O martinismo foi-nos devolvido mais tarde, predominantemente no início do século XX, pelos franceses, mas a forma degenerada de que se revestiu até então aparece denunciada na terceira citação, que é de Fernando Pessoa, nos seus textos sobre a Maçonaria, falando dos conhecimentos superiores que porventura desçam ou tenham descido até ela:
“Melhor será se estes conhecimentos especiais estiverem apoiados em, ou fundamentalmente derivem de, uma iniciação de tipo supermaçónico. Há, porém que notar que há iniciações extramaçónicas que não habilitam em nada à compreensão da Maçonaria; outras ainda, que são postiças; mais conduzem ao desentendimento que ao entendimento dela. Está no primeiro caso a iniciação em certa Ordem, de tipo rosacruciano, que tem sede em Londres; está no segundo caso o pseudomartinismo fundado por Gérard Encausse (Papus).” (Obras de Fernando Pessoa, Lello & Irmão, pg. 436 do Vol. III)

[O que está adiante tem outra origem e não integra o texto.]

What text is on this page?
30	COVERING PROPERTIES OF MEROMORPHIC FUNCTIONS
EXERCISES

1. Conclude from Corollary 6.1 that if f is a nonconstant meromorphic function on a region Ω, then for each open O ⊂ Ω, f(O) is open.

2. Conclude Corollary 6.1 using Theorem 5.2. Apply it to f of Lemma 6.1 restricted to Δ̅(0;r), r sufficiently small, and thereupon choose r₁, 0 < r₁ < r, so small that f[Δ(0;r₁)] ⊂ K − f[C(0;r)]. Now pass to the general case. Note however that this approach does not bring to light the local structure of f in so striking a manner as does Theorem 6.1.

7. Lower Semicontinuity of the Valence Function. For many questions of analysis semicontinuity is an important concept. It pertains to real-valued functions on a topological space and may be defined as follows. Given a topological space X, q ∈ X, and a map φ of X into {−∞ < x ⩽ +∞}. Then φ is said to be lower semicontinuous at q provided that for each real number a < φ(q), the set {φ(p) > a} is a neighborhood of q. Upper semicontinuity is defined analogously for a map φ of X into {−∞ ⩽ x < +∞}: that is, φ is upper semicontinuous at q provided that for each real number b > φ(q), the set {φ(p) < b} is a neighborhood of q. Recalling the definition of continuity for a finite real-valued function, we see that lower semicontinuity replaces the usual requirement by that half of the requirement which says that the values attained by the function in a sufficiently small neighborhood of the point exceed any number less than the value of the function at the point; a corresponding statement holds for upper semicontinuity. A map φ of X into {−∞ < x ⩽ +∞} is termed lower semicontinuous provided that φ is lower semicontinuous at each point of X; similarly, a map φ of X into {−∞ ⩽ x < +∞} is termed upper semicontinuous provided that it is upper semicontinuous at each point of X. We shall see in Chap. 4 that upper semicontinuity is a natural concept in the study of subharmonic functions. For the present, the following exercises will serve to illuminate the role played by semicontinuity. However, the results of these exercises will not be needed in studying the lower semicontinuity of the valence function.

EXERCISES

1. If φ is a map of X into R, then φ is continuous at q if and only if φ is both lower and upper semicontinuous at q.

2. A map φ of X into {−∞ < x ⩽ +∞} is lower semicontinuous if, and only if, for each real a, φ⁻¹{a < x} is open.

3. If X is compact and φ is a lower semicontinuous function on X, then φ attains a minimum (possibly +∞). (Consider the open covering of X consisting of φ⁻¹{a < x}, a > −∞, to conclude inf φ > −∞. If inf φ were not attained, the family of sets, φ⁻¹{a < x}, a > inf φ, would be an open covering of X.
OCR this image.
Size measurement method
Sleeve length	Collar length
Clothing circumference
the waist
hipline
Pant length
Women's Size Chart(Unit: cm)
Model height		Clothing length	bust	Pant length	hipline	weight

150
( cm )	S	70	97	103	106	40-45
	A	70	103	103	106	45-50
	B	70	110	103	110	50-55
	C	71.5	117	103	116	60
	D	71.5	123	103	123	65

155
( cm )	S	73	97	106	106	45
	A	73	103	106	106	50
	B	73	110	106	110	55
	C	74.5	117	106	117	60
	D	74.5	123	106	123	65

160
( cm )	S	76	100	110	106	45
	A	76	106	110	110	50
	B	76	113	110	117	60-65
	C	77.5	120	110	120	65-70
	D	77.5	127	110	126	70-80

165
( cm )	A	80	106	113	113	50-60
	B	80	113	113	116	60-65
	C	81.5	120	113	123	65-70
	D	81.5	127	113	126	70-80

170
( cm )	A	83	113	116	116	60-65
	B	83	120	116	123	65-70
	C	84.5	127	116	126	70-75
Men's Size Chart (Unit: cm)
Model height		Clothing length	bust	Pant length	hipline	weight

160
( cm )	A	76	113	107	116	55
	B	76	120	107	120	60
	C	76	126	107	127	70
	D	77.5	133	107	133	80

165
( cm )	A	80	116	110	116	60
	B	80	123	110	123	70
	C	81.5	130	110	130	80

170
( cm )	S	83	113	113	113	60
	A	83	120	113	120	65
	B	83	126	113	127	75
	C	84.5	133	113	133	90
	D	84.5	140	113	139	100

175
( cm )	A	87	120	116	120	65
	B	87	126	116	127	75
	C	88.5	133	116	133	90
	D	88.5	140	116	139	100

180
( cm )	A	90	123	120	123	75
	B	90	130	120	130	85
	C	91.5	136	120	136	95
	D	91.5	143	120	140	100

Mas de França, felizmente, no que a martinismo diz respeito, não recebemos só o pseudomartinismo de Papus. Um dos discípulos de Pascoal Martins, que dele recebeu directamente o ensino, estabeleceu a partir da Ordem Templária da Estricta Observância o Regime Escocês Rectificado, combinando uma tradição que, segundo Jean Tourniac, tem raízes na Ordem Militar de Avis, com a que, através do seu mestre, prolonga, na Europa Central, a Kabbala peninsular. Esse discípulo foi, como se sabe, Willermoz. De Claude Saint-Martin que com ele colaborou na formação do referido Regime maçónico não há qualquer prova segura de uma transmissão iniciática em que se funde esta ou aquela organização, não obstante a profunda e vastíssima influência que exerceu através dos livros.
O que é que se conclui daquelas três citações e da existência entre nós do Regime Escocês Rectificado?
Por mim concluo que dispomos de um caminho simbólico de tudo quanto o martinismo ensina e que, mais uma vez se verifica, não precisamos de sair de Portugal na aventura do conhecimento. N’A Ideia de Deus de Sampaio Bruno temos a mais admirável reformulação filosófica do Tratado de Reintegração dos Seres nos seus Princípios Primitivos. De Sampaio Bruno “partem todos os caminhos”. Claro que não podemos reduzir o pensamento de Álvaro Ribeiro, de Leonardo Coimbra, de José Marinho ou de Agostinho da Silva à Ideia de Deus, tal como a concebeu o filósofo obscuro, porque onde o Espírito sopra não há repetição. Por isso mesmo, não podemos cair no erro de pensar que Pascoaes, Pessoa e Régio dizem coisas diferentes. Estão juntos no essencial, naquele essencial mais directamente apreensível no primeiro, dado que a teoria da saudade para o Regresso ao Paraíso é, logo à partida, o movimento da Reintegração dos Seres nos seus Princípios Primitivos.